Jim Matherly appears headed to victory over Kathryn Dodge for a second three-year term as mayor of the city of Fairbanks.
Matherly had 1,720 votes, 49.73%, to Dodge’s 1,516, or 43%, with all 12 precincts reporting.
There are 838 ballots remaining to be counted, however. These include special needs ballots, absentee ballots — including both in-person and mail-in ballots — and questioned ballots.
Lakesha Jordan had 138 votes for 3.99%, and “conscience awareness” candidate Frank Turney received 75 votes, or 2.17%.
“I am very excited at the numbers that are currently there,” Matherly said. “I also know they’ve got some more to count, so I don’t like to be uber-conclusive, but I’m feeling very confident.”
Matherly then thanked those who voted and commented on the rise in voter numbers, saying, “I think that’s terrific.”
He and other elected members of city government will be sworn in at the Oct. 14 City Council meeting.
First on Matherly’s agenda is the upcoming budget, a draft of which is due to City Council by early December. He also anticipates recruiting more police officers and incorporating more community policing in the new year.
“I could not be more honored than to have the support that I had today,” Matherly said.
He went on to thank Dodge specifically for “a wonderful race,” saying he appreciated the back and forth the two shared through their campaigns. He also thanked Turney and Jordan.
“Everybody had a really good campaign,” Matherly said.
Dodge gave a brief statement via text message.
“I feel like I am the candidate who is here to bring home the message that every vote counts,” she wrote, noting there were hundreds of uncounted votes that "shouldn't go unmentioned," she wrote.
Dodge lost a 2018 election for Alaska House of Representatives by a single vote.
“One thing I’ve seen in common across the races I’ve run is that Fairbanks is deeply split," she added. "My hope is that the people of Fairbanks are able to find a way to come together, regardless of the outcome of this election.”
She encouraged residents to continue to work toward change, saying, “Your vote and your action counts, especially here in the Golden Heart City.”
Matherly’s first term as mayor was marked by two key occurrences.
First, he came into office with the city facing a projected long-term revenue shortfall .
To deal with it, he and the City Council proposed a property tax increase in 2017, but voters rejected it.

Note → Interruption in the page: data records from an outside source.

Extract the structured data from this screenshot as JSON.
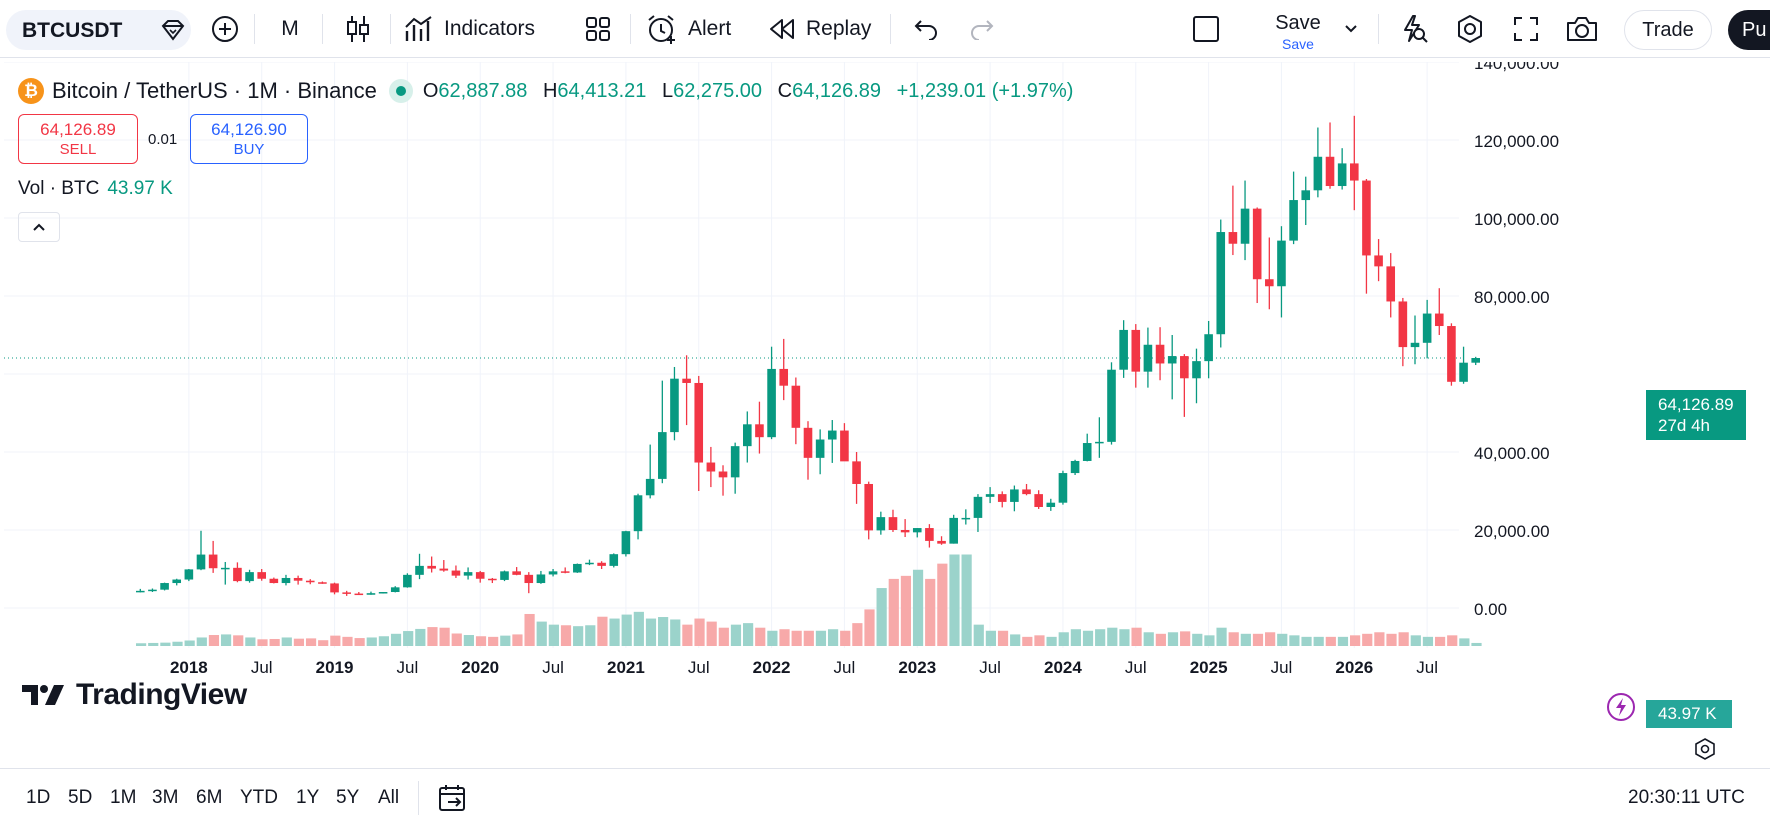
{
  "toolbar": {
    "symbol": "BTCUSDT",
    "interval": "M",
    "indicators_label": "Indicators",
    "alert_label": "Alert",
    "replay_label": "Replay",
    "save_label": "Save",
    "save_sub_label": "Save",
    "trade_label": "Trade",
    "publish_label": "Pu"
  },
  "legend": {
    "pair": "Bitcoin / TetherUS · 1M · Binance",
    "open_key": "O",
    "open": "62,887.88",
    "high_key": "H",
    "high": "64,413.21",
    "low_key": "L",
    "low": "62,275.00",
    "close_key": "C",
    "close": "64,126.89",
    "change": "+1,239.01 (+1.97%)"
  },
  "order": {
    "sell_price": "64,126.89",
    "sell_label": "SELL",
    "spread": "0.01",
    "buy_price": "64,126.90",
    "buy_label": "BUY"
  },
  "volume_legend": {
    "label": "Vol · BTC",
    "value": "43.97 K"
  },
  "brand": "TradingView",
  "last_price": {
    "price": "64,126.89",
    "countdown": "27d 4h"
  },
  "last_volume": "43.97 K",
  "colors": {
    "up": "#089981",
    "down": "#f23645",
    "vol_up": "#9bd3cb",
    "vol_down": "#f7a9a9",
    "accent": "#2962ff"
  },
  "bottom": {
    "ranges": [
      "1D",
      "5D",
      "1M",
      "3M",
      "6M",
      "YTD",
      "1Y",
      "5Y",
      "All"
    ],
    "clock": "20:30:11 UTC"
  },
  "chart_data": {
    "type": "candlestick",
    "price_axis_ticks": [
      "140,000.00",
      "120,000.00",
      "100,000.00",
      "80,000.00",
      "40,000.00",
      "20,000.00",
      "0.00"
    ],
    "time_axis_ticks": [
      "2018",
      "Jul",
      "2019",
      "Jul",
      "2020",
      "Jul",
      "2021",
      "Jul",
      "2022",
      "Jul",
      "2023",
      "Jul",
      "2024",
      "Jul",
      "2025",
      "Jul",
      "2026",
      "Jul"
    ],
    "ylim": [
      0,
      140000
    ],
    "grid": true,
    "ohlc": [
      [
        4300,
        4900,
        4000,
        4400
      ],
      [
        4400,
        5000,
        4100,
        4700
      ],
      [
        4700,
        6500,
        4500,
        6400
      ],
      [
        6400,
        7500,
        5800,
        7300
      ],
      [
        7300,
        10000,
        6900,
        9900
      ],
      [
        9900,
        19800,
        9700,
        13700
      ],
      [
        13700,
        17200,
        9000,
        10200
      ],
      [
        10200,
        11800,
        6000,
        10300
      ],
      [
        10300,
        11700,
        6600,
        6900
      ],
      [
        6900,
        9800,
        6500,
        9200
      ],
      [
        9200,
        10000,
        7000,
        7500
      ],
      [
        7500,
        7800,
        6300,
        6400
      ],
      [
        6400,
        8500,
        5800,
        7700
      ],
      [
        7700,
        8300,
        6000,
        7000
      ],
      [
        7000,
        7400,
        6100,
        6600
      ],
      [
        6600,
        6800,
        6200,
        6300
      ],
      [
        6300,
        6500,
        3500,
        4000
      ],
      [
        4000,
        4400,
        3100,
        3700
      ],
      [
        3700,
        4100,
        3400,
        3400
      ],
      [
        3400,
        4200,
        3400,
        3800
      ],
      [
        3800,
        4100,
        3700,
        4100
      ],
      [
        4100,
        5600,
        4000,
        5300
      ],
      [
        5300,
        8900,
        5200,
        8500
      ],
      [
        8500,
        13900,
        7400,
        10800
      ],
      [
        10800,
        13200,
        9100,
        10100
      ],
      [
        10100,
        12300,
        9300,
        9600
      ],
      [
        9600,
        10900,
        7700,
        8300
      ],
      [
        8300,
        10400,
        7300,
        9200
      ],
      [
        9200,
        9500,
        6500,
        7500
      ],
      [
        7500,
        7700,
        6400,
        7200
      ],
      [
        7200,
        9600,
        6900,
        9400
      ],
      [
        9400,
        10500,
        8400,
        8500
      ],
      [
        8500,
        9200,
        3800,
        6400
      ],
      [
        6400,
        9500,
        6200,
        8600
      ],
      [
        8600,
        10000,
        8100,
        9400
      ],
      [
        9400,
        10400,
        8900,
        9100
      ],
      [
        9100,
        11400,
        9000,
        11300
      ],
      [
        11300,
        12400,
        11000,
        11600
      ],
      [
        11600,
        12000,
        10000,
        10800
      ],
      [
        10800,
        14000,
        10400,
        13800
      ],
      [
        13800,
        19800,
        13200,
        19700
      ],
      [
        19700,
        29300,
        17600,
        28900
      ],
      [
        28900,
        41900,
        28100,
        33100
      ],
      [
        33100,
        58300,
        32000,
        45100
      ],
      [
        45100,
        61800,
        43000,
        58800
      ],
      [
        58800,
        64800,
        46900,
        57700
      ],
      [
        57700,
        59500,
        30000,
        37300
      ],
      [
        37300,
        41300,
        31000,
        35000
      ],
      [
        35000,
        36600,
        28800,
        33500
      ],
      [
        33500,
        42400,
        29300,
        41500
      ],
      [
        41500,
        50400,
        37300,
        47100
      ],
      [
        47100,
        52900,
        39600,
        43800
      ],
      [
        43800,
        67000,
        43300,
        61300
      ],
      [
        61300,
        69000,
        53300,
        57000
      ],
      [
        57000,
        59100,
        42000,
        46200
      ],
      [
        46200,
        47900,
        32900,
        38500
      ],
      [
        38500,
        45800,
        34300,
        43200
      ],
      [
        43200,
        48200,
        37200,
        45500
      ],
      [
        45500,
        47400,
        37700,
        37600
      ],
      [
        37600,
        40000,
        26700,
        31800
      ],
      [
        31800,
        32400,
        17600,
        19900
      ],
      [
        19900,
        24700,
        18800,
        23300
      ],
      [
        23300,
        25200,
        19500,
        20000
      ],
      [
        20000,
        22800,
        18200,
        19400
      ],
      [
        19400,
        20500,
        18100,
        20500
      ],
      [
        20500,
        21500,
        15500,
        17200
      ],
      [
        17200,
        18400,
        16200,
        16500
      ],
      [
        16500,
        23900,
        16500,
        23100
      ],
      [
        23100,
        25300,
        21400,
        23100
      ],
      [
        23100,
        29200,
        19500,
        28500
      ],
      [
        28500,
        31000,
        26900,
        29200
      ],
      [
        29200,
        29900,
        25800,
        27200
      ],
      [
        27200,
        31400,
        24800,
        30400
      ],
      [
        30400,
        31800,
        28900,
        29200
      ],
      [
        29200,
        30200,
        25400,
        25900
      ],
      [
        25900,
        28000,
        24900,
        27000
      ],
      [
        27000,
        35200,
        26500,
        34600
      ],
      [
        34600,
        38000,
        34100,
        37700
      ],
      [
        37700,
        44700,
        37600,
        42300
      ],
      [
        42300,
        48900,
        38500,
        42600
      ],
      [
        42600,
        63000,
        41900,
        61100
      ],
      [
        61100,
        73800,
        59000,
        71300
      ],
      [
        71300,
        72800,
        56500,
        60600
      ],
      [
        60600,
        71900,
        56500,
        67500
      ],
      [
        67500,
        72000,
        58400,
        62700
      ],
      [
        62700,
        70000,
        53500,
        64600
      ],
      [
        64600,
        65100,
        49000,
        58900
      ],
      [
        58900,
        66500,
        52500,
        63300
      ],
      [
        63300,
        73600,
        58900,
        70200
      ],
      [
        70200,
        99600,
        66800,
        96400
      ],
      [
        96400,
        108300,
        90500,
        93400
      ],
      [
        93400,
        109600,
        89200,
        102400
      ],
      [
        102400,
        102700,
        78200,
        84300
      ],
      [
        84300,
        95000,
        76600,
        82500
      ],
      [
        82500,
        97900,
        74500,
        94200
      ],
      [
        94200,
        111900,
        93300,
        104600
      ],
      [
        104600,
        110600,
        98200,
        107100
      ],
      [
        107100,
        123200,
        105300,
        115700
      ],
      [
        115700,
        124500,
        107500,
        108200
      ],
      [
        108200,
        117900,
        107300,
        114000
      ],
      [
        114000,
        126200,
        102000,
        109600
      ],
      [
        109600,
        110000,
        80600,
        90400
      ],
      [
        90400,
        94600,
        83800,
        87600
      ],
      [
        87600,
        91000,
        74500,
        78600
      ],
      [
        78600,
        79500,
        62000,
        66900
      ],
      [
        66900,
        75000,
        62500,
        68000
      ],
      [
        68000,
        79000,
        64000,
        75500
      ],
      [
        75500,
        82000,
        70000,
        72300
      ],
      [
        72300,
        73000,
        57000,
        58000
      ],
      [
        58000,
        67000,
        57500,
        62900
      ],
      [
        62900,
        64400,
        62300,
        64100
      ]
    ],
    "volume": [
      0.9,
      1.0,
      1.1,
      1.4,
      1.8,
      2.8,
      3.6,
      3.8,
      3.5,
      2.8,
      2.2,
      2.3,
      2.8,
      2.4,
      2.5,
      1.9,
      3.4,
      3.0,
      2.6,
      2.8,
      3.2,
      4.0,
      4.9,
      5.6,
      6.2,
      6.0,
      4.1,
      3.6,
      3.2,
      3.0,
      3.4,
      3.8,
      10.5,
      8.0,
      7.0,
      6.8,
      6.5,
      6.8,
      9.6,
      9.0,
      10.3,
      11.2,
      9.0,
      9.5,
      8.7,
      7.0,
      9.0,
      8.0,
      6.0,
      7.0,
      7.5,
      6.0,
      5.0,
      5.5,
      5.0,
      5.0,
      5.0,
      5.5,
      5.0,
      7.5,
      12.0,
      19.0,
      22.0,
      23.0,
      25.0,
      22.0,
      27.0,
      30.0,
      30.0,
      7.0,
      5.0,
      5.0,
      3.8,
      3.0,
      3.5,
      3.0,
      4.5,
      5.5,
      5.0,
      5.5,
      6.0,
      5.5,
      6.0,
      4.5,
      4.0,
      4.5,
      4.8,
      4.0,
      3.5,
      6.0,
      4.5,
      4.0,
      4.0,
      4.5,
      4.0,
      3.5,
      3.0,
      3.0,
      3.0,
      3.0,
      3.5,
      4.0,
      4.5,
      4.0,
      4.5,
      3.5,
      3.0,
      3.0,
      3.5,
      2.5,
      1.0
    ]
  }
}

Then he tried, as he would in each of his three years in office, to raise the city’s hotel/motel bed tax, but the City Council rejected that idea each time, most recently in June.
Finally, Matherly proposed raising the city’s property tax mill rate cap, but the council rejected that idea in July out of concern over an unrelated matter — the mayor’s personal use of a city vehicle.
The final year of his term was marked not by a fiscal matter but a social one — controversy over a proposed equal rights ordinance for the LGBTQ community.
Matherly first supported the measure, which the council approved after extensive public comment at City Council meetings.
But he ultimately changed his mind and vetoed the ordinance, writing in a column published in the Daily News-Miner that “I believe this question should be given to city residents that choose to exercise their voting rights. ... this ordinance is bigger than a mayor and six council members.”
The City Council then fell one vote short of overriding the veto.
Matherly was born and raised in Fairbanks. In addition to his jobs as mayor and DJ, Matherly has also worked in insurance and banking. Matherly is the father to six children, several of whom attend Fairbanks schools.
Matherly was exposed to politics from a young age. His parents and extended family were politically involved. He decided to run for mayor in high school when he watched the attempted assassination of Ronald Reagan on television. He hoped to become mayor of Fairbanks by the age of 50. He missed that goal, but was proud to have earned the title in the 2016 election.
Matherly attends Light of the World Lutheran Church, says he loves music and is active in local events.
Dodge is a former educator and economic development specialist. She previously served two terms on the Fairbanks North Star Borough Assembly. She lost an election for the Alaska House of Representatives in 2018 by a single vote.